The allowed values for hint are "default", "number", and "string". Date objects, are unique among built-in ECMAScript object in that they treat "default" as being equivalent to "string".
All other built-in ECMAScript objects treat "default" as being equivalent to "number". (ECMAScript 20.3.4.45)
So I think null converts to 0.
console.log( null > 0 ); // (1) false
console.log( null == 0 ); // (2) false
console.log( null >= 0 ); // (3) true
Mathematically, that’s strange. The last result states that "null is greater than or equal to zero", so in one of the comparisons above it must be true, but they are both false.
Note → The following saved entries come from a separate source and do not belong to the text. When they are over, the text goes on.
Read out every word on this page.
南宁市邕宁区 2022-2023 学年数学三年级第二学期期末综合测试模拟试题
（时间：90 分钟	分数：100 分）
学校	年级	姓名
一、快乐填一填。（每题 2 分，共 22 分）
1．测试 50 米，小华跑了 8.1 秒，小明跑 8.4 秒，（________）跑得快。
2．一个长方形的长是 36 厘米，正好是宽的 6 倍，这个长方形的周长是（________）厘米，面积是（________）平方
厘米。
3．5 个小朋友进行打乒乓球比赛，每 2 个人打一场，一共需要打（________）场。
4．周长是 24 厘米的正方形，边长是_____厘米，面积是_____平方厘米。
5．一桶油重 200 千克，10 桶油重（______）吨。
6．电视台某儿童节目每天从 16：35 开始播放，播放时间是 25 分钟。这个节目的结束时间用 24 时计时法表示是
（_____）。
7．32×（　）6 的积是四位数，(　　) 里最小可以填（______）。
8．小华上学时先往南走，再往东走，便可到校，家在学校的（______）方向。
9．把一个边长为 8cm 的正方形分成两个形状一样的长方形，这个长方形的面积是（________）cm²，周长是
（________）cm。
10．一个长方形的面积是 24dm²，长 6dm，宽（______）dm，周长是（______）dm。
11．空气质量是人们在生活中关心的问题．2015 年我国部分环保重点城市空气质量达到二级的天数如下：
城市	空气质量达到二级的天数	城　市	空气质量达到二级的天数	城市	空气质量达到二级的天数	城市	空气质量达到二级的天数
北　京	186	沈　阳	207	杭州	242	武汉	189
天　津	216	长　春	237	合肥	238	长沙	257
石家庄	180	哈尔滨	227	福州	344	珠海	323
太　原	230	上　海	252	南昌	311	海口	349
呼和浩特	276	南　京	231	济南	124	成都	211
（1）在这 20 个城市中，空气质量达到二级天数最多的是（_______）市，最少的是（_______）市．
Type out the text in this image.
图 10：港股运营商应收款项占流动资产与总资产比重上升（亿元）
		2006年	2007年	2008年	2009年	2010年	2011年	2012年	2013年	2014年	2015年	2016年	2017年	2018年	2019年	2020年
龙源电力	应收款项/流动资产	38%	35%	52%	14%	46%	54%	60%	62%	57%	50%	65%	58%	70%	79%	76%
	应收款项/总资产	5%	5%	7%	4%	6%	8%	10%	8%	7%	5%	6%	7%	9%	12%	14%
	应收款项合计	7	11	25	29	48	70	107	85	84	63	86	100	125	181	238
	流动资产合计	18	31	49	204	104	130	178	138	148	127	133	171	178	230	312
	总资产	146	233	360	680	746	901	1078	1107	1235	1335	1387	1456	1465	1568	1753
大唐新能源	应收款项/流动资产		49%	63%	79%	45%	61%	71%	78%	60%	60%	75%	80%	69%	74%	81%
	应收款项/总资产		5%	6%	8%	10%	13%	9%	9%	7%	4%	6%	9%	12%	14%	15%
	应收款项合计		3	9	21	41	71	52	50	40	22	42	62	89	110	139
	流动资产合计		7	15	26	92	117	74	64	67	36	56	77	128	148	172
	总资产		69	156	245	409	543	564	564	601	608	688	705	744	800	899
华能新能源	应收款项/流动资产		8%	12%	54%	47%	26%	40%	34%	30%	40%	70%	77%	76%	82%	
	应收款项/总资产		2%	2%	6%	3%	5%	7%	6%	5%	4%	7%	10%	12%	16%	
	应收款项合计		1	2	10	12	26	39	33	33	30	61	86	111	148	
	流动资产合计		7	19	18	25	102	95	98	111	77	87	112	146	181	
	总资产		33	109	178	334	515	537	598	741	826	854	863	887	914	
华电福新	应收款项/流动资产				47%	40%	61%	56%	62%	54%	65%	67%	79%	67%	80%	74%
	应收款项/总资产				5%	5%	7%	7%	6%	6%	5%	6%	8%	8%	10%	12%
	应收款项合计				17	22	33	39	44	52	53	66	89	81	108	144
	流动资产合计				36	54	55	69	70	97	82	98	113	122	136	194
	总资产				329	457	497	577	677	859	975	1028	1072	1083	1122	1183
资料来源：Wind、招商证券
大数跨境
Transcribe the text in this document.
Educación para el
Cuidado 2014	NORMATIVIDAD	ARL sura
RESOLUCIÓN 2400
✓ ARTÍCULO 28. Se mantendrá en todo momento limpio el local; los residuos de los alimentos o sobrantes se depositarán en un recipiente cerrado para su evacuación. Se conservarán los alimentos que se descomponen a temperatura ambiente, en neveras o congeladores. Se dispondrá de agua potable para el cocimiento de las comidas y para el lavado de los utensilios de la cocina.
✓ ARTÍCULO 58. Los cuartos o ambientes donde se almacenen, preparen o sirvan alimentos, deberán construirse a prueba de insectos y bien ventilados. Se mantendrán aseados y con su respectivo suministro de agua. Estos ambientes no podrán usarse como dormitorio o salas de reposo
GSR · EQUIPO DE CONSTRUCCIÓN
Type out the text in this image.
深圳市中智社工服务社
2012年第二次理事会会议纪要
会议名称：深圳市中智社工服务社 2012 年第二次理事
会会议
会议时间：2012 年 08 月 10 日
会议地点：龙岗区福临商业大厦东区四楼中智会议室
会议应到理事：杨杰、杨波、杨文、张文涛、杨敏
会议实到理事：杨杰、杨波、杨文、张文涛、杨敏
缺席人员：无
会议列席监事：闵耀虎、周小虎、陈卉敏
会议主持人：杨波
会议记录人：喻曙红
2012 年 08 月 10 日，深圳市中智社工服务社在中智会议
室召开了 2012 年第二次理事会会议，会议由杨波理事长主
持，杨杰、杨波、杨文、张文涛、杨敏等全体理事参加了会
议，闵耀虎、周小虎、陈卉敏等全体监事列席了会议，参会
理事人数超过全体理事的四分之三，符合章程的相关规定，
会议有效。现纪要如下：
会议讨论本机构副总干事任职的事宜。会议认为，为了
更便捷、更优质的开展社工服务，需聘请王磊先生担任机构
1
The reason is that an equality check == and comparisons > < >= <= work differently. Comparisons convert null to a number, treating it as 0. That’s why (3) null >= 0 is true and (1) null > 0 is false.
On the other hand, the equality check == for undefined and null is defined such that, without any conversions, they equal each other and don’t equal anything else. That’s why (2) null == 0 is false.
I had the same problem !!.
Currently my only solution is to separate.
var a = null;
var b = undefined;
if (a===0||a>0){ } //return false !work!
if (b===0||b>0){ } //return false !work!
//but
if (a>=0){ } //return true !
It looks like the way to check x >= 0 is !(x < 0) In that way make sense the response.